Limitations of the present study are the racial background of the study population and the method used to assess corticosteroid use. As a consequence of the rather high percentage of Caucasians in the study population (79%), the associations found in the present study may not be generalized to lupus cohorts with a significantly different racial background. Second, since the cumulative oral corticosteroid dose was not calculated, associations between the cumulative corticosteroid dose and BMD and prevalent vertebral fractures could not be assessed. However, all other measures of oral corticosteroid use we assessed were not associated with BMD or vertebral fractures.
The results of this study suggest that attention must be paid to the prevention and treatment of osteoporosis and fractures as an important disease complication. Prevention strategies directed toward SLE patients who are at risk of osteoporosis include advice for maintaining a normal body weight and performing weight-bearing physical activity, calcium and vitamin D supplementation in cases of deficiency, and treatment with appropriate antiosteoporosis medication in cases of osteoporosis and/or a vertebral fracture.
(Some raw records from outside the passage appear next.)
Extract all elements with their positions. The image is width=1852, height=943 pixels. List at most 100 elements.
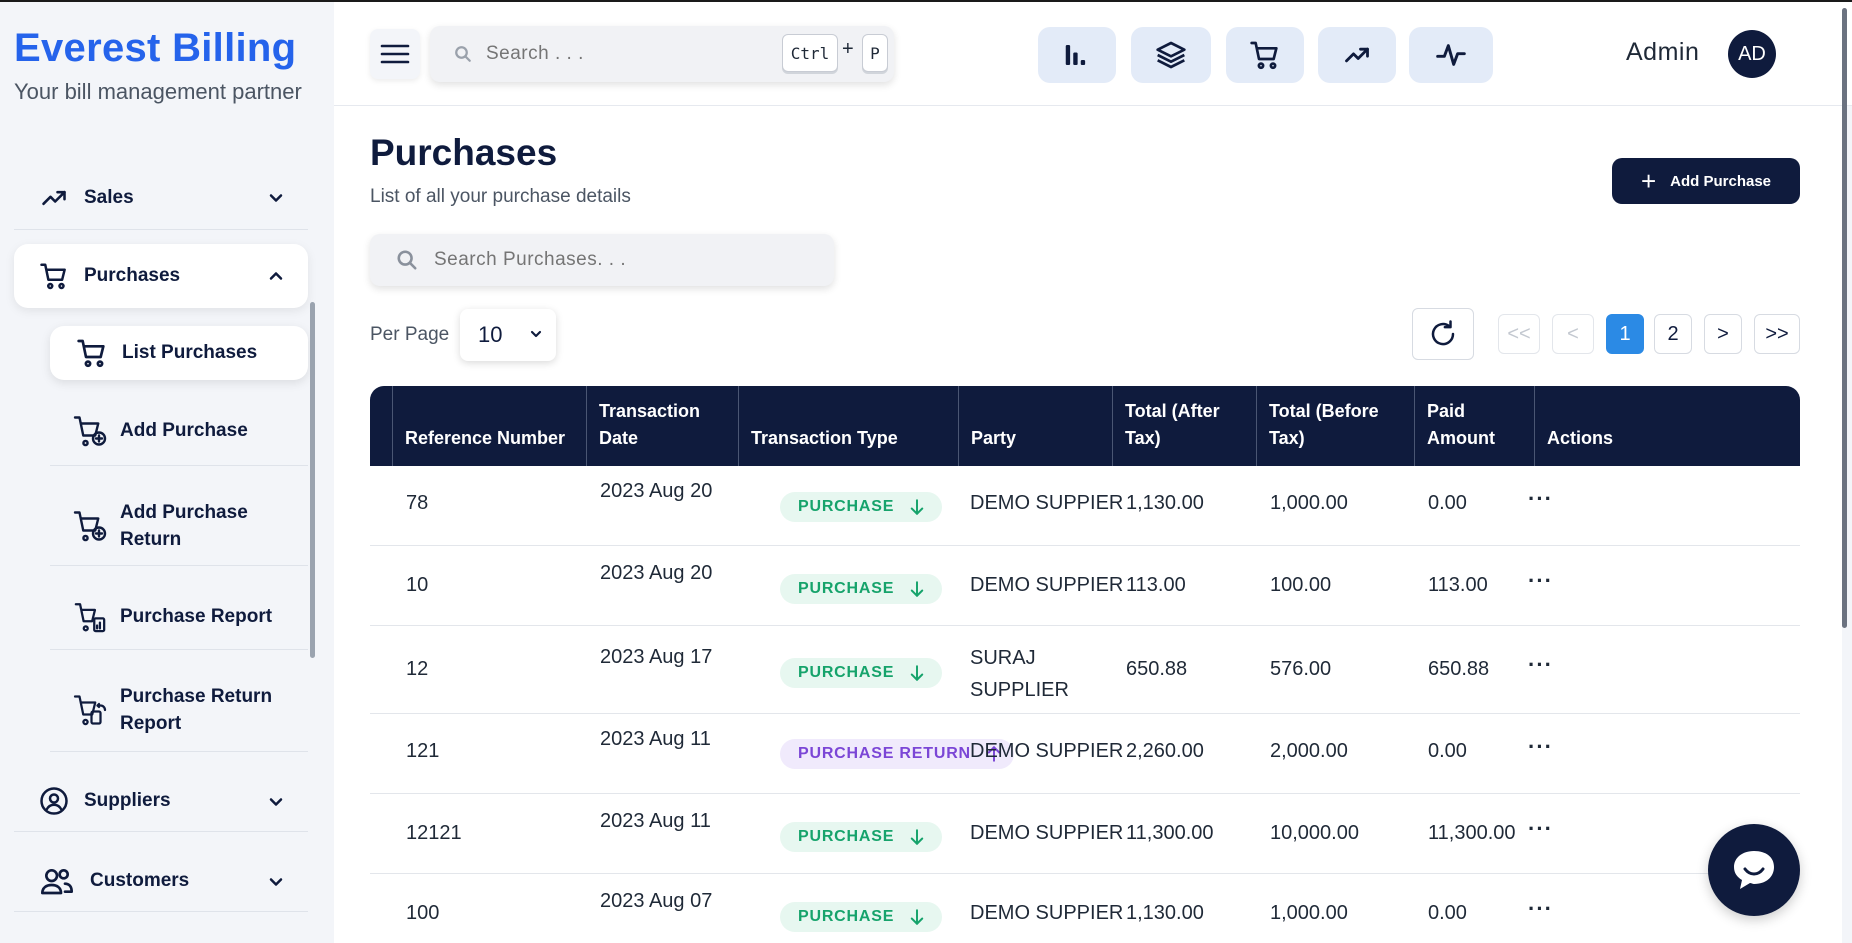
cell-date: 2023 Aug 20: [600, 562, 713, 584]
status-badge: PURCHASE: [780, 574, 942, 604]
sidebar-sub-purchase-report[interactable]: Purchase Report: [50, 584, 308, 650]
cell-date: 2023 Aug 07: [600, 890, 713, 912]
purchase-search[interactable]: [370, 234, 834, 286]
chevron-down-icon: [269, 878, 283, 886]
cell-date: 2023 Aug 11: [600, 728, 711, 750]
sidebar-sub-label: Purchase Return Report: [120, 685, 273, 734]
badge-label: PURCHASE: [798, 828, 895, 845]
page-scrollbar[interactable]: [1842, 8, 1847, 628]
user-circle-icon: [38, 785, 70, 817]
sidebar-item-label: Sales: [84, 186, 134, 208]
pagination-last[interactable]: >>: [1754, 314, 1800, 354]
cart-return-report-icon: [72, 692, 108, 728]
table-row[interactable]: 78 2023 Aug 20 PURCHASE DEMO SUPPIER 1,1…: [370, 466, 1800, 546]
brand-title[interactable]: Everest Billing: [14, 26, 302, 71]
header-total-before-tax[interactable]: Total (Before Tax): [1256, 386, 1414, 466]
layers-icon: [1156, 41, 1186, 69]
cell-total-before-tax: 576.00: [1270, 658, 1332, 680]
page-title: Purchases: [370, 132, 558, 173]
table-row[interactable]: 12 2023 Aug 17 PURCHASE SURAJ SUPPLIER 6…: [370, 626, 1800, 714]
cell-reference: 100: [406, 902, 440, 924]
header-transaction-date[interactable]: Transaction Date: [586, 386, 738, 466]
status-badge: PURCHASE: [780, 902, 942, 932]
header-total-after-tax[interactable]: Total (After Tax): [1112, 386, 1256, 466]
chat-icon: [1734, 851, 1774, 889]
sidebar-sub-add-purchase-return[interactable]: Add Purchase Return: [50, 486, 308, 566]
arrow-down-icon: [908, 579, 926, 599]
row-actions-menu[interactable]: ···: [1528, 734, 1553, 760]
chat-widget-button[interactable]: [1708, 824, 1800, 916]
brand: Everest Billing Your bill management par…: [14, 26, 302, 105]
status-badge: PURCHASE: [780, 658, 942, 688]
user-name[interactable]: Admin: [1626, 38, 1699, 67]
cart-icon: [74, 335, 110, 371]
quick-link-purchases[interactable]: [1226, 27, 1304, 83]
header-reference-number[interactable]: Reference Number: [392, 386, 586, 466]
table-row[interactable]: 100 2023 Aug 07 PURCHASE DEMO SUPPIER 1,…: [370, 874, 1800, 943]
quick-link-inventory[interactable]: [1131, 27, 1211, 83]
badge-label: PURCHASE RETURN: [798, 745, 971, 762]
pagination-page-1[interactable]: 1: [1606, 314, 1644, 354]
cell-total-after-tax: 1,130.00: [1126, 902, 1204, 924]
sidebar-item-customers[interactable]: Customers: [14, 850, 308, 912]
purchases-table: Reference Number Transaction Date Transa…: [370, 386, 1800, 943]
pagination-first[interactable]: <<: [1498, 314, 1540, 354]
trending-up-icon: [1345, 47, 1369, 63]
refresh-button[interactable]: [1412, 308, 1474, 360]
avatar[interactable]: AD: [1728, 30, 1776, 78]
cell-paid-amount: 650.88: [1428, 658, 1490, 680]
pagination-next[interactable]: >: [1704, 314, 1742, 354]
row-actions-menu[interactable]: ···: [1528, 896, 1553, 922]
purchase-search-input[interactable]: [434, 249, 794, 271]
header-transaction-type[interactable]: Transaction Type: [738, 386, 958, 466]
cell-total-after-tax: 2,260.00: [1126, 740, 1204, 762]
sidebar-sub-add-purchase[interactable]: Add Purchase: [50, 396, 308, 466]
cell-party: DEMO SUPPIER: [970, 574, 1124, 596]
sidebar-sub-label: List Purchases: [122, 342, 258, 363]
page-subtitle: List of all your purchase details: [370, 186, 631, 207]
sidebar-item-sales[interactable]: Sales: [14, 166, 308, 230]
sidebar-scrollbar[interactable]: [310, 302, 315, 658]
cart-add-icon: [72, 508, 108, 544]
sidebar-sub-purchase-return-report[interactable]: Purchase Return Report: [50, 668, 308, 752]
sidebar-item-purchases[interactable]: Purchases: [14, 244, 308, 308]
add-purchase-button[interactable]: + Add Purchase: [1612, 158, 1800, 204]
table-row[interactable]: 12121 2023 Aug 11 PURCHASE DEMO SUPPIER …: [370, 794, 1800, 874]
quick-link-activity[interactable]: [1409, 27, 1493, 83]
cell-reference: 12121: [406, 822, 462, 844]
cell-total-after-tax: 650.88: [1126, 658, 1188, 680]
table-header: Reference Number Transaction Date Transa…: [370, 386, 1800, 466]
arrow-down-icon: [908, 827, 926, 847]
quick-link-sales[interactable]: [1318, 27, 1396, 83]
chevron-down-icon: [269, 798, 283, 806]
activity-icon: [1436, 44, 1466, 66]
row-actions-menu[interactable]: ···: [1528, 652, 1553, 678]
sidebar-sub-list-purchases[interactable]: List Purchases: [50, 326, 308, 380]
shortcut-key-ctrl: Ctrl: [782, 34, 838, 72]
sidebar-item-label: Purchases: [84, 265, 181, 286]
per-page-label: Per Page: [370, 324, 450, 345]
header-paid-amount[interactable]: Paid Amount: [1414, 386, 1534, 466]
cell-paid-amount: 11,300.00: [1428, 822, 1516, 844]
status-badge: PURCHASE: [780, 822, 942, 852]
row-actions-menu[interactable]: ···: [1528, 816, 1553, 842]
sidebar-item-suppliers[interactable]: Suppliers: [14, 770, 308, 832]
table-row[interactable]: 121 2023 Aug 11 PURCHASE RETURN DEMO SUP…: [370, 714, 1800, 794]
menu-toggle-button[interactable]: [370, 29, 420, 79]
global-search-input[interactable]: [486, 43, 766, 65]
header-party[interactable]: Party: [958, 386, 1112, 466]
sidebar: Everest Billing Your bill management par…: [0, 2, 334, 943]
row-actions-menu[interactable]: ···: [1528, 568, 1553, 594]
quick-link-reports[interactable]: [1038, 27, 1116, 83]
chevron-up-icon: [269, 272, 283, 280]
badge-label: PURCHASE: [798, 498, 895, 515]
pagination-prev[interactable]: <: [1552, 314, 1594, 354]
pagination-page-2[interactable]: 2: [1654, 314, 1692, 354]
row-actions-menu[interactable]: ···: [1528, 486, 1553, 512]
cell-date: 2023 Aug 11: [600, 810, 711, 832]
sidebar-item-label: Suppliers: [84, 789, 171, 811]
table-row[interactable]: 10 2023 Aug 20 PURCHASE DEMO SUPPIER 113…: [370, 546, 1800, 626]
per-page-select[interactable]: 10: [460, 309, 556, 361]
global-search[interactable]: Ctrl + P: [430, 26, 894, 82]
cell-reference: 10: [406, 574, 429, 596]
When considering osteoporosis, osteopenia in combination with corticosteroid use and/or the prevalence of 1 or more vertebral fractures as a reason for treatment with antiosteoporosis drugs, 40% of the patients in our study should have been treated with antiosteoporosis drugs. At the time of the study, only 16% of the patients were taking bisphosphonates and 5% were taking HRT.
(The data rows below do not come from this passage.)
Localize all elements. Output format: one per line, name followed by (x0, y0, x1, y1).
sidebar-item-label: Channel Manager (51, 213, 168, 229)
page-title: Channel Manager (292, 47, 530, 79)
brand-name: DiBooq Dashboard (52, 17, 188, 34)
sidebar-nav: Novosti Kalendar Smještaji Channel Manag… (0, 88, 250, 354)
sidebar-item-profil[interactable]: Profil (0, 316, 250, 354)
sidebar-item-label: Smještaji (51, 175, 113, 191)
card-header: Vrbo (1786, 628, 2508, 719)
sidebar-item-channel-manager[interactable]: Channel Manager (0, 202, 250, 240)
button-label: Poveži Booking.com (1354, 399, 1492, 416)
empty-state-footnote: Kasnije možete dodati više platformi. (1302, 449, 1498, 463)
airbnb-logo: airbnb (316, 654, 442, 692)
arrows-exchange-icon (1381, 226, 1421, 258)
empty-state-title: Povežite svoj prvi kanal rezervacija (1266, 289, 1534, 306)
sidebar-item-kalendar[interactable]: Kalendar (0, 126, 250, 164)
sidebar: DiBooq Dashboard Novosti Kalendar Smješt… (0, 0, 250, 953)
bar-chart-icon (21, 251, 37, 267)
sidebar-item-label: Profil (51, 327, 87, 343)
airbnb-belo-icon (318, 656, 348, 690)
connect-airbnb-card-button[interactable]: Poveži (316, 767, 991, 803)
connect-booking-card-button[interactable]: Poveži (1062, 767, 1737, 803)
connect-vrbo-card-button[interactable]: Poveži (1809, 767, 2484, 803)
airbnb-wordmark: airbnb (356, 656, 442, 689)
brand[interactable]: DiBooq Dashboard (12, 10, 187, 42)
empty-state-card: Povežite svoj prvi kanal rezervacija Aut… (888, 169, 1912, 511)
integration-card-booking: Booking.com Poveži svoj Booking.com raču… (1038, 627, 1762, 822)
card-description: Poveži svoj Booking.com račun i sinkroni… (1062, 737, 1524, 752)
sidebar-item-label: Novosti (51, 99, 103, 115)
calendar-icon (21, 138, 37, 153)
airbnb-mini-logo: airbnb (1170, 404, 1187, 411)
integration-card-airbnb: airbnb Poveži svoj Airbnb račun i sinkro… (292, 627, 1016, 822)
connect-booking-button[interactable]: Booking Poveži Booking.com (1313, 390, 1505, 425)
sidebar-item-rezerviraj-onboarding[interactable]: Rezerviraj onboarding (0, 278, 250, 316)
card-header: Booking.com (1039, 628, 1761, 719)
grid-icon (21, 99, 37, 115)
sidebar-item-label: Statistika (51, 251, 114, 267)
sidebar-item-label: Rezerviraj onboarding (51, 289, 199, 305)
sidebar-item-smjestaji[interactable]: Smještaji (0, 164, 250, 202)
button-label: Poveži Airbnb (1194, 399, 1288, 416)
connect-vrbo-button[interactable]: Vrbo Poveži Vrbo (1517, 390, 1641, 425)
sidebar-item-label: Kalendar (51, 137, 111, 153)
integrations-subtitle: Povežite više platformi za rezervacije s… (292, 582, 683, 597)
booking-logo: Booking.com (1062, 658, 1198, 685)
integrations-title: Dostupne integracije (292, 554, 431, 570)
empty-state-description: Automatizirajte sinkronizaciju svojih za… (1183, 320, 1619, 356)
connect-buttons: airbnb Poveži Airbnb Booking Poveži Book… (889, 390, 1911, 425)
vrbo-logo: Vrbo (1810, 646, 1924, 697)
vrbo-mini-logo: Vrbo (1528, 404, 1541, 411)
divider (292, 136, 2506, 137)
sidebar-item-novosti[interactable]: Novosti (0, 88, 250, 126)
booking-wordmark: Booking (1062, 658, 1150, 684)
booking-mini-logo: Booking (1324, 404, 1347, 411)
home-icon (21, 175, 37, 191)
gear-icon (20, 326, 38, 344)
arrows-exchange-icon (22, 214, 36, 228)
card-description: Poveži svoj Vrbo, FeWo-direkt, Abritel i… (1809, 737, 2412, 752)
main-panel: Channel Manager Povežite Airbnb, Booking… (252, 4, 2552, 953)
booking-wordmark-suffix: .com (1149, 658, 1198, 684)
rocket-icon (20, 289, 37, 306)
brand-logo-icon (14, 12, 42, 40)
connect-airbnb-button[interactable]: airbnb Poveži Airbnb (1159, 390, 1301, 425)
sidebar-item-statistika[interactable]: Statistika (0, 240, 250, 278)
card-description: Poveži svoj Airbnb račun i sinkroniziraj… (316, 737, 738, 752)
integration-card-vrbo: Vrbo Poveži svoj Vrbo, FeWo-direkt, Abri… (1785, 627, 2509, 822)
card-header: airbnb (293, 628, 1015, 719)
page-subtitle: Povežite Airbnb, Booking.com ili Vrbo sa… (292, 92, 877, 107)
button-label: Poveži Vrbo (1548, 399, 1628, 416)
The high prevalence of vertebral fractures in our study indicates that the assessment of fracture risk in SLE patients should include assessment of vertebral fractures, since these are often asymptomatic and are clinically important in terms of morbidity, mortality, and future fracture risk. Therefore, we recommend that in the assessment of osteoporosis and future fracture risk in SLE patients, spine radiographs (analyzed using a standardized method for scoring vertebral deformities) and measurements of spine and hip BMD be performed.